Sequestrato un laboratorio abusivo: indagato un odontotecnico. L’accusa: interventi anche a bordo di un furgone

CHIETI. Una poltrona da dentista e poi attrezzi e anche medicine, siringhe e paste per le otturazioni dentarie. Questo hanno trovato i carabinieri del Nas in uno studio dentistico abusivo a Casalincontrada: il laboratorio, costruito con pannelli di legno e cartongesso all’ingresso di una casa, è stato sequestrato e Massimo Mennilli, 55 anni, risulta indagato per esercizio abusivo della professione di dentista. Secondo l’inchiesta dei Nas, coordinata dalla pm Rosangela Di Stefano, Mennilli sarebbe un falso dentista. Mennilli, difeso dall’avvocato Marco Femminella, contesta l’accusa: «Non ho mai fatto il dentista abusivo, sono un odontotecnico».
Mennilli non è laureato in Medicina e, pertanto, non è iscritto all’ordine dei medici di Chieti: da odontotecnico potrebbe fare protesi ma non visitare pazienti. Invece, secondo l’accusa, l’avrebbe fatto: l’indagine è partita dalla denuncia di un paziente di Pescara che, ai carabinieri del Nas, guidati dal maggiore Domenico Candelli, avrebbe raccontato di essersi sottoposto alle cure di Mennilli e di aver scoperto poi che non aveva i titoli per esercitare la professione.
Mennilli si faceva anche pubblicità su Facebook ma senza mai parlare di cure dentali: il marchio che ha inventato si chiama Sos Dentiera. Quella pubblicità era stata messa anche su un furgone: un laboratorio mobile. Che per l’accusa, è una clinica viaggiante per visite a domicilio mentre, per la difesa, è solo un’officina per aggiustare le protesi rotte.
Secondo i Nas, attraverso un kit pronto all’uso l’odontotecnico avrebbe potuto effettuare «visite diagnostiche, trattamenti sanitari, anche di natura cruenta, riparazioni odontotecniche». E, sempre secondo l’accusa, in danno di «ignari pazienti»: Mennilli, dicono i Nas, si sarebbe spacciato per dentista.
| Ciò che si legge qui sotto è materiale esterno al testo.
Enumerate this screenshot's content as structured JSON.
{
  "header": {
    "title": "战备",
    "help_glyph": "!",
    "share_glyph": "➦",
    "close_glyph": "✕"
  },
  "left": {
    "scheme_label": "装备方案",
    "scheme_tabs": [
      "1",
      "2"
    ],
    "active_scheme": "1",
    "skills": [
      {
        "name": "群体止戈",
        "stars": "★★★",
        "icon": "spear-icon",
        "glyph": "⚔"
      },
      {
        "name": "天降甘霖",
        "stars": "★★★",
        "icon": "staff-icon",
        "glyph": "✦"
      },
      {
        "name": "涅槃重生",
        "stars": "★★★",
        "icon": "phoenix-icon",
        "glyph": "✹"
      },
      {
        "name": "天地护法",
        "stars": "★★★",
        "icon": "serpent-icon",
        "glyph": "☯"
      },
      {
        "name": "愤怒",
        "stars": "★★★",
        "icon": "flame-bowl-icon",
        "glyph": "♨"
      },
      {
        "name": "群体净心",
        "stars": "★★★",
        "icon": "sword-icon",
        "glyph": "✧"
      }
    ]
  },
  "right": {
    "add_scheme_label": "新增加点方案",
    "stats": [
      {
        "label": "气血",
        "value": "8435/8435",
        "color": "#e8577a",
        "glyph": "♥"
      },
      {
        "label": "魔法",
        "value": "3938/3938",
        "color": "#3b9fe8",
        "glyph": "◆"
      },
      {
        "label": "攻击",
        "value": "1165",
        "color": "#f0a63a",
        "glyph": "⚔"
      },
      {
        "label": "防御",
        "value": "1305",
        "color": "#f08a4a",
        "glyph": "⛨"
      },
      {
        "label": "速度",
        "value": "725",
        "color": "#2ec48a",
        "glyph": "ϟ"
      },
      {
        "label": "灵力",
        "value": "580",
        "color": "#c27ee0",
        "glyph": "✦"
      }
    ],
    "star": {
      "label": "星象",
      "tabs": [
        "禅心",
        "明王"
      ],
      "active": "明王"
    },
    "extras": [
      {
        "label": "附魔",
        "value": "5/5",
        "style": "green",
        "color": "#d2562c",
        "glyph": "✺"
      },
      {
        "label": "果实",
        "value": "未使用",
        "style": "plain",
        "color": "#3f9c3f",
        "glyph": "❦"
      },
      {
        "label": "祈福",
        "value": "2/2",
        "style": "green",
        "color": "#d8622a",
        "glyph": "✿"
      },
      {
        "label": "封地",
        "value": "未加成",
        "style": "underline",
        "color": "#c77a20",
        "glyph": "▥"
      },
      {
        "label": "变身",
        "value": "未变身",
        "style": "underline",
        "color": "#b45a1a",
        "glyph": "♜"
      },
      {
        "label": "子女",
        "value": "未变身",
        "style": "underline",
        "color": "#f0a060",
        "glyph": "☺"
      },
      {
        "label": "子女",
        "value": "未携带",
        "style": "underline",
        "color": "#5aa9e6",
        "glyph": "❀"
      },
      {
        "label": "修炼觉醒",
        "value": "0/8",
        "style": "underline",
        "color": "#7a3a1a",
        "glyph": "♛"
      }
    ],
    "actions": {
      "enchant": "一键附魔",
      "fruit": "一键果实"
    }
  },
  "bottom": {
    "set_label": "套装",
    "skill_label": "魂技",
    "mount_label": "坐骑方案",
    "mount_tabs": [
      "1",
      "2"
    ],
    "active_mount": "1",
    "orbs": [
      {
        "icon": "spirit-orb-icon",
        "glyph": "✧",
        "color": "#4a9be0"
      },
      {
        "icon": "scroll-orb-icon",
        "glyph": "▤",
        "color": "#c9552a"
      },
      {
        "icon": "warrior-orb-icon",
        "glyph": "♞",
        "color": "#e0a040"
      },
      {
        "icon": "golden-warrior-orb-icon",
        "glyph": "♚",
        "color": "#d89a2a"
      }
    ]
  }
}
Dopo i primi accertamenti, la procura di Pescara ha emesso un decreto di perquisizione e i carabinieri hanno passato al setaccio il laboratorio ricavato nelle pertinenze dell’abitazione e fatto di pannelli di legno e cartongesso: all’interno erano stati allestiti, dice l’accusa, uno studio dentistico e un laboratorio odontotecnico. I carabinieri hanno messo sotto sequestro un riunito dentale (la poltrona), attrezzature odontoiatriche e vari medicinali, considerati «utilizzabili per prestare cure odontoiatriche di esclusiva competenza medica» pur non avendo «alcun titolo o abilitazione ad esercitare entrambe le professioni sanitarie».
I carabinieri stanno indagando anche sul titolo di odontotecnico: in base ai controlli dei Nas, Mennilli non sarebbe censito nella banca dati nel ministero della Salute. Secondo il professionista, invece, il suo laboratorio odontotecnico è autorizzato.